2.2 India’s Creditor-in-Control Framework – Doctrinal and Structural Features

India’s IBC adopts the creditor-in-control model with clarity and purpose. Under Section 7, financial creditors can initiate the Corporate Insolvency Resolution Process (CIRP) upon a minimum default of Rs. 1 crore. The law states:

“The Adjudicating Authority shall, within fourteen days of the receipt of the application, ascertain the existence of a default… and if satisfied that a default has occurred, admit the application…”

Once admitted by the National Company Law Tribunal (NCLT), a moratorium is declared under Section 14, which provides:

“On the insolvency commencement date, the Adjudicating Authority shall by order declare a moratorium for prohibiting—(a) the institution of suits or continuation of pending suits or proceedings against the corporate debtor…”

During this phase, the Committee of Creditors (CoC) is constituted under Section 21, comprising all financial creditors. As per the statute:

“The committee of creditors shall comprise all financial creditors of the corporate debtor.”

Control shifts from management to a Resolution Professional (RP) under Sections 16–22, who administers the corporate debtor’s affairs during the CIRP. The CoC is empowered to approve resolution plans by a 66% majority. This role was judicially solidified in K Sashidhar v. Indian Overseas Bank [2019] 102 taxmann.com 139/152 SCL 312 where the Supreme Court stated:

“The Adjudicating Authority (NCLT) may cause an enquiry into the approved resolution plan on limited grounds referred to in Section 30(2)… It cannot make any other inquiry nor is competent to issue any direction in relation to the exercise of commercial wisdom of the financial creditors.”

Further, Section 29A of the IBC excludes defaulting promoters from participating in the bidding process to ensure accountability. The provision reads:

“A person shall not be eligible to submit a resolution plan if such person… has an account… classified as non-performing asset… and at least a period of one year has lapsed from the date of such classification.”

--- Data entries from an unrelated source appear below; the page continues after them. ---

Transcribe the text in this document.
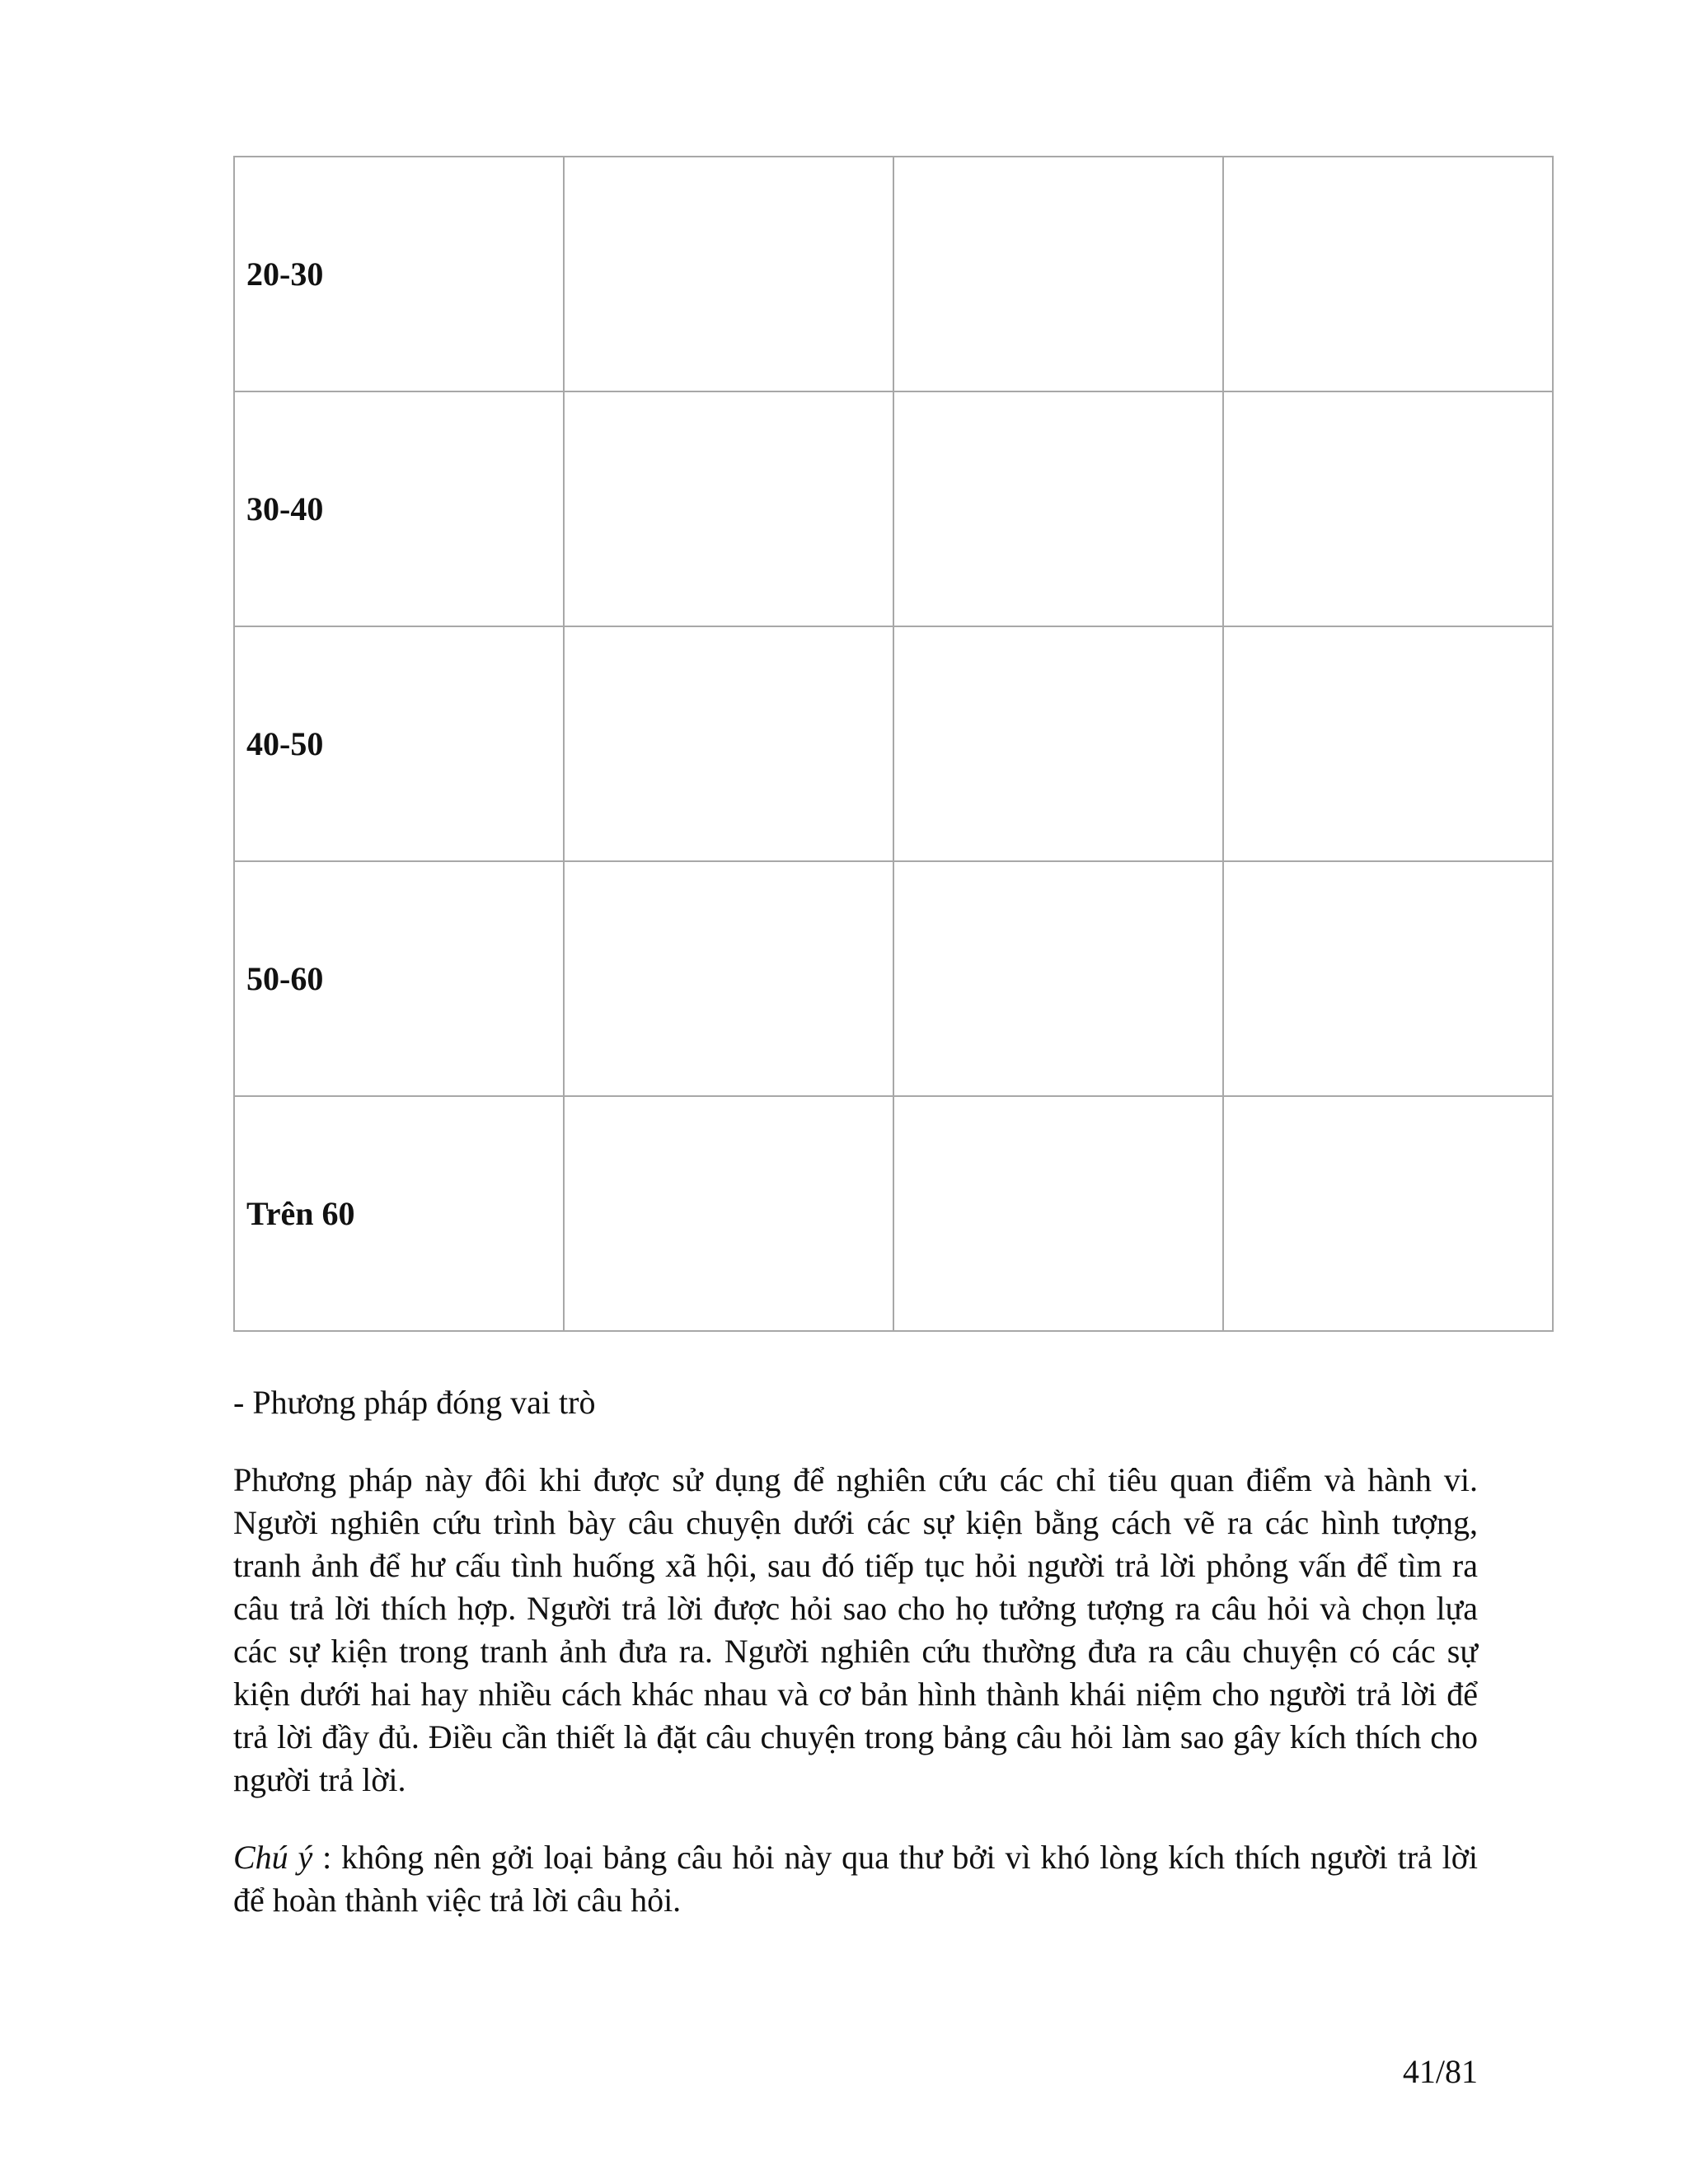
20-30			
30-40			
40-50			
50-60			
Trên 60			
- Phương pháp đóng vai trò
Phương pháp này đôi khi được sử dụng để nghiên cứu các chỉ tiêu quan điểm và hành vi. Người nghiên cứu trình bày câu chuyện dưới các sự kiện bằng cách vẽ ra các hình tượng, tranh ảnh để hư cấu tình huống xã hội, sau đó tiếp tục hỏi người trả lời phỏng vấn để tìm ra câu trả lời thích hợp. Người trả lời được hỏi sao cho họ tưởng tượng ra câu hỏi và chọn lựa các sự kiện trong tranh ảnh đưa ra. Người nghiên cứu thường đưa ra câu chuyện có các sự kiện dưới hai hay nhiều cách khác nhau và cơ bản hình thành khái niệm cho người trả lời để trả lời đầy đủ. Điều cần thiết là đặt câu chuyện trong bảng câu hỏi làm sao gây kích thích cho người trả lời.
Chú ý : không nên gởi loại bảng câu hỏi này qua thư bởi vì khó lòng kích thích người trả lời để hoàn thành việc trả lời câu hỏi.
41/81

These provisions, upheld in Swiss Ribbons Pvt. Ltd’s. case (supra), have reinforced a regime that insulates the CIRP from insider interference and encourages a professionalised, creditor-led recovery process. The IBC also sets minimum safeguards for operational creditors under Section 30(2), stating:

“The resolution professional shall examine each resolution plan… [to confirm that it] provides for the payment of debts of operational creditors in such manner… which shall not be less than the amount to be paid… in the event of a liquidation.”

Despite these safeguards, critics argue that operational creditors remain sidelined in actual decision-making, highlighting a tension between statutory design and commercial execution. India’s adoption of the CIC model under the IBC marked a decisive break from prior regimes that struggled with fragmented debt recovery mechanisms. The earlier framework, characterised by a “debtor-in-possession” approach, allowed defaulting promoters to retain control indefinitely, leading to prolonged delays and low recoveries. The Banking Law Reforms Committee (BLRC) in 2015 underscored the need for a paradigm shift, stating:

“The appropriate disposition of a defaulting firm is a business decision, and only the creditors should make it.”

The IBC’s design reflects this philosophy. As the Supreme Court emphasised in Innoventive Industries Ltd. v. ICICI Bank Ltd., the Code’s objective is to prioritise creditor rights while ensuring the corporate debtor’s survival as a going concern. The Court noted:

“The erstwhile management, which is in charge of the corporate debtor, has no role to play once the corporate insolvency resolution process is initiated.”

This judicial stance solidified the transition from debtor-friendly regimes to a creditor-centric framework.

The IBC’s architecture ensures that control shifts decisively to financial creditors through the CoC, supported by the Resolution Professional (RP). This aligns with the BLRC’s view that creditors, as risk-bearers, are best positioned to maximise asset value. However, the Code’s introduction of pre-packaged insolvency for MSMEs in 2021 signals a nuanced shift toward hybridisation, blending debtor-in-possession flexibility with creditor oversight in low-complexity cases.